A recent survey of Fortune 1000 companies in the US shows an increase in the use of mediation to resolve employment disputes and a move towards conflict management strategies that rely principally on interest-based options.

At a recent presentation as part of the ESRC Workplace Conflict Seminar series, Prof. David Lipsky of Cornell University compared the findings of a 2011 survey of Fortune 1000 companies on emerging policies and practices for the management of workplace conflict in US corporations with the findings of the Fortune 1000 survey conducted in 1997, outlined in the seminal Emerging Systems for Managing Workplace Conflict (2003), that he co-authored with Ron Seeber and Richard Fincher.

Lipsky observes that the ADR revolution in the US has effectively led to the privatisation of the US system of justice, moving a significant proportion of employment complaints from the courts and public agencies into the hands of private arbitrators and Mediators retained by employers to resolve employment disputes that would otherwise go to litigation.

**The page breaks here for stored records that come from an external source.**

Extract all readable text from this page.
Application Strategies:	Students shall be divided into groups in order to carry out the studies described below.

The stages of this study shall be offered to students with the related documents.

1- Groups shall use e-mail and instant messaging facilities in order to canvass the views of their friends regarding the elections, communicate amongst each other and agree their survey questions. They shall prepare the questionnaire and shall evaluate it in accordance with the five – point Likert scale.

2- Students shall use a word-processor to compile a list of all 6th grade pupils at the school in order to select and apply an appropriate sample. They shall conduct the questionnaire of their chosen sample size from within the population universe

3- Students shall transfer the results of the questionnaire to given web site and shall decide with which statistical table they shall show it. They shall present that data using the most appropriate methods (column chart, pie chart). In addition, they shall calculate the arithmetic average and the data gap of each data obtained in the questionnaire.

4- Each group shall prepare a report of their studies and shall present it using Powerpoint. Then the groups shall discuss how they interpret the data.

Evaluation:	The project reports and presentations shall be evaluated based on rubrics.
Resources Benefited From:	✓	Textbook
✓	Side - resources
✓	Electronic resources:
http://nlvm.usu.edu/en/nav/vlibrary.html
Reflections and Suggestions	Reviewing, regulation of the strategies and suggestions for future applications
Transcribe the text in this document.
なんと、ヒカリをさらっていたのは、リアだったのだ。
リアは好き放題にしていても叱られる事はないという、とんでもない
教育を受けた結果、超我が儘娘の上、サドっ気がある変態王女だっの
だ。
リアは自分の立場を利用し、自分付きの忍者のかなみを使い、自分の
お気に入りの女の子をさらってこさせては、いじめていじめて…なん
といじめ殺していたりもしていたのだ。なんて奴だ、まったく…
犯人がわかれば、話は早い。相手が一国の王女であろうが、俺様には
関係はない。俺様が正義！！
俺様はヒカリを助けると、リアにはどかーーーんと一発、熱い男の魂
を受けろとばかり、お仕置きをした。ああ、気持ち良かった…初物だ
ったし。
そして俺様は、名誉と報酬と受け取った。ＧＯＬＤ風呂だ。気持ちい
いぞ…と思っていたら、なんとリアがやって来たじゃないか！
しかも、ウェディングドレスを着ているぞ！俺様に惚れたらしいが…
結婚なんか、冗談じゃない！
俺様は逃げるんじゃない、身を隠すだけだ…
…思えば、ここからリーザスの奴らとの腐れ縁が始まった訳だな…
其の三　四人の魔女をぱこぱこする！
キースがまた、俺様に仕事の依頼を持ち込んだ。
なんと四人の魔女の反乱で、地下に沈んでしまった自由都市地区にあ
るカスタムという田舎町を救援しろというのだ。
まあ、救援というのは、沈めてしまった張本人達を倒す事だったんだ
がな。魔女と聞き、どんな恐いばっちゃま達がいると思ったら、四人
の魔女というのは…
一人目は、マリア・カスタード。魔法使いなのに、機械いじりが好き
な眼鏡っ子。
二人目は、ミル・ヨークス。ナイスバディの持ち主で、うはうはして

According to Lipsky, the shift towards alternative dispute resolution (ADR) policies was largely driven by the litigation explosion, which drove employers to seek more appropriate mechanisms to resolve employment conflict without incurring the very high costs and delays of litigation.

The new survey entailed interviews with top attorneys in 368 Fortune 1000 corporations.

Key findings:

A growing proportion of Fortune 1000 companies have adopted ADR as their principal approach to resolving disputes:

  • 97% used mediation at least once in the previous three years (85% in 1997)

Principal reasons cited by the companies in the 2011 survey for using ADR:

  • Saves time (71%)
  • Saves money (69%)
  • Preserves good relationships (44%)
  • More satisfactory settlements (26%)
  • More satisfactory process (38%)
  • Court mandated (55%)
  • Allows parties to resolve disputes themselves (52%)

The proportion of corporations that used mediation at least once in the three years prior to 2011 survey by type of dispute:

  • Employment dispute (81%)
  • Commercial/contract disputes (80%)
  • Personal injury disputes (58%)
  • Intellectual property disputes (41%)
  • Construction disputes (39%)
  • Product liability disputes (38%)
  • Real estate disputes (32%)
  • Environmental disputes (28%)
  • Consumer rights disputes (26%)
  • Corporate finance disputes (17%)
  • Other (14%)

The findings indicate an increase in the number of F1000 companies using mediation to resolve employment disputes – from 85% in 1997 to 97% in 2011 – and a move towards the use of a wider array of ADR techniques by the companies including early neutral evaluation, early case assessment and conflict coaching.